I am keenly aware of other people’s suffering, and I selfishly turn it to my advantage by working to ease it. It does good, but it also keeps me feeling good. I think people who do good are often selfish because it makes them feel good.

Nothing they do in Washington can make me feel bad about myself, or even our future, they can eat one another alive, but that won’t alter what I do or how I think.

I guess that’s my answer to the yo-yo virus, I accept the conflict, but no one is stopping me from doing what I want to do, and I am getting good at it. No one is going to make me feel miserable about life, especially mine.

The virus has given my life significant meaning and purpose. I have little time to fight and no interest in doing so. In one sense, I had this awful wish that the Pandemic had come earlier, I might have skipped my breakdown. How selfish is that?

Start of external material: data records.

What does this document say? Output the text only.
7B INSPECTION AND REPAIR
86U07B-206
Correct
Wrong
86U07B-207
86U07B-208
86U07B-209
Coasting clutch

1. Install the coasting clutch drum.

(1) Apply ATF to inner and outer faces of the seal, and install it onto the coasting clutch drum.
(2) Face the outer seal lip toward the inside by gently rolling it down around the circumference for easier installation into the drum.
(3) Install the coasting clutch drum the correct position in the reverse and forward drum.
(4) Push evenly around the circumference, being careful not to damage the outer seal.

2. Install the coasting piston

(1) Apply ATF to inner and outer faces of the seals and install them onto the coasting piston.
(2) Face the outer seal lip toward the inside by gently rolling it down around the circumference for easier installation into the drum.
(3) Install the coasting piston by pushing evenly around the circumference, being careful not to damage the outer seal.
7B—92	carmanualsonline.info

A priest wrote me a message yesterday and said, “you know it’s like sex what you are doing. You don’t need so much of it as you get older, but there is nothing to stop  you from helping people and doing good.”

I wrote back to him right away and said I mean no disrespect, but I am having more sex than ever and loving it more, and I feel the same way about doing good.

I guess I’m a lucky Old Man At Risk. Don’t believe the news.

If the virus should find its way to me, as my former reader hopes, I will go in peace and end up full of myself. I don’t have the same high hopes for her.

None of the refugee families in the Bishop Maginn community are going hungry, the super-disinfectant fogger we purchased arrives at the Mansion tomorrow,  along with a special lunch, some puzzles and games, and a socially distant visit with Zinnia and the residents.

Jean’s Place is going to make it, I can feel it.

The fogger is arriving just in the nick of time. No resident is sick. Nathan MacKenzie will fog bomb every viral microbe that dares to come into the building.

I will survive the politics and the news. I am, as my Governor suggests, New York tough.

I can’t prevent them from trying to tear us apart, but I don’t need to go along with it either.

We have our program. I’m sticking with it.

3 Comments

  1. “I hope you get the virus and die, you don’t deserve to stay on this earth, writing the trash you write.” And that Jon, is exactly what is wrong with this world today. Anger, people are full of anger and self-righteousness and what this internet now allows. A keyboard, a screen and you can vent all the anger you want, call anyone what you want…and yes, it is also coming down from politicians who don’t know their a** from a hole in the ground about this virus and spout off garbage that some people buy into. Good thing you were a newspaper journalist before this blog started, at least you’re used to dealing with offensive comments.
    I’m nervous about putting my name to this. What might be said about my response.
    S.Proudfoot

  2. To Jon’s “former reader who stormed off in protest”: Madam you are an awful person to say such a really terrible thing. It’s a dreadful thing to say to anyone, but it is particularly horrible to say it to someone like Jon. I hope you will get over your anger or find a better channel for it.